Ander nodded. “We knew your mother possessed some knowledge of Atlantis, but my family still has no idea how much. The person who murdered your translator was my uncle. The people you encountered at the police station, and on the road that night—those people raised me. Those are the faces I saw at the dinner table every night.”
“Where exactly is that dinner table?” For weeks, Eureka had been wondering where Ander lived.
“No place interesting.” He paused. “I haven’t been home in weeks. My family and I had a disagreement.”
“You said they wanted to hurt me.”
“They do,” Ander said miserably.
“Why?”
“Because you are also a descendant of Atlantis. And the women in your lineage carry something very unusual. It is called the selena-klamata-desmos. That means, more or less, Selene’s Tearline.”
“Selene,” Eureka said. “The woman engaged to the king. She ran off with his brother.”
Ander nodded. “She is your matriarch, many generations back. Just as Leander, her lover, is my patriarch.”
“They were shipwrecked, separated at sea,” Eureka said, remembering. “They never found each other again.”
Ander nodded. “It is said that they searched for each other until their dying day, and even, some say, after death.”
Eureka looked deeply into Ander’s eyes and the story resonated with her in a new way. She found it unbearably sad—and achingly romantic. Could these thwarted lovers explain the connection Eureka had felt to the boy sitting next to her—the connection she’d felt from the moment she first saw him?
“One of Selene’s descendants carries the power to raise Atlantis again,” Ander continued. “This is what you just read in the book. This is the Tearline. The Seedbearers’ reason for existing hinges on the belief that raising Atlantis would be a catastrophe—an apocalypse. The legends of Atlantis are ugly and violent, filled with corruption, slavery, and worse.”
“I didn’t read anything about that in here.” Eureka pointed at The Book of Love.
“Of course not,” Ander said darkly. “You’ve been reading a love story. Unfortunately, there was more to that world than Selene’s version. The Seedbearers’ goal is to prevent the return of Atlantis from ever happening by—”

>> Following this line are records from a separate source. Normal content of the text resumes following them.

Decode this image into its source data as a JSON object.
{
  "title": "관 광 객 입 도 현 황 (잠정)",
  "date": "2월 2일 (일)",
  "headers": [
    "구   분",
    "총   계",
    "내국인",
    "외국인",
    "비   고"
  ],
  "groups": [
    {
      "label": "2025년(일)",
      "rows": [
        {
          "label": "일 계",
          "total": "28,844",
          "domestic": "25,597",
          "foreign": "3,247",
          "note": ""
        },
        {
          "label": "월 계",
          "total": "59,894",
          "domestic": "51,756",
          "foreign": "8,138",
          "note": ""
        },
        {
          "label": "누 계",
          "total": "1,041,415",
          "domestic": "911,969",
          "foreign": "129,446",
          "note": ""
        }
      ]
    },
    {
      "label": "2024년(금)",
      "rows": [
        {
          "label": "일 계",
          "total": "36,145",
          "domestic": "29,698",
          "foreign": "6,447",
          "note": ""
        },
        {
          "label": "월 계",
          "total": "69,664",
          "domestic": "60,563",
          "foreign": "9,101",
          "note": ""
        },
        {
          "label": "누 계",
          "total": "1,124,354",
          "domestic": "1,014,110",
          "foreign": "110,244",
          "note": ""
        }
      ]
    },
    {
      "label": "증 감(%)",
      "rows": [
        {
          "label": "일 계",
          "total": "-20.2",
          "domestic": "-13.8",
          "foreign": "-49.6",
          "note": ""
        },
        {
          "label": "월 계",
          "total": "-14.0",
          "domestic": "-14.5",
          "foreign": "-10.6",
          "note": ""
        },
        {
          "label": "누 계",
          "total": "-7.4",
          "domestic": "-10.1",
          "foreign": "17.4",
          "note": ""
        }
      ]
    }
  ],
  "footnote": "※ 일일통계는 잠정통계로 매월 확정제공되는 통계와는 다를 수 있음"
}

“Killing the girl with the Tearline,” Eureka said numbly. “And they think I carry it.”
“They’re fairly certain.”
“Certain that if I were to weep, like it says in the book, that—”
Ander nodded. “The world would flood and Atlantis would return to power.”
“How often does one of these Tearline girls come along?” Eureka asked, thinking that if Ander was telling the truth, many of her family members might have been hunted or killed by the Seedbearers.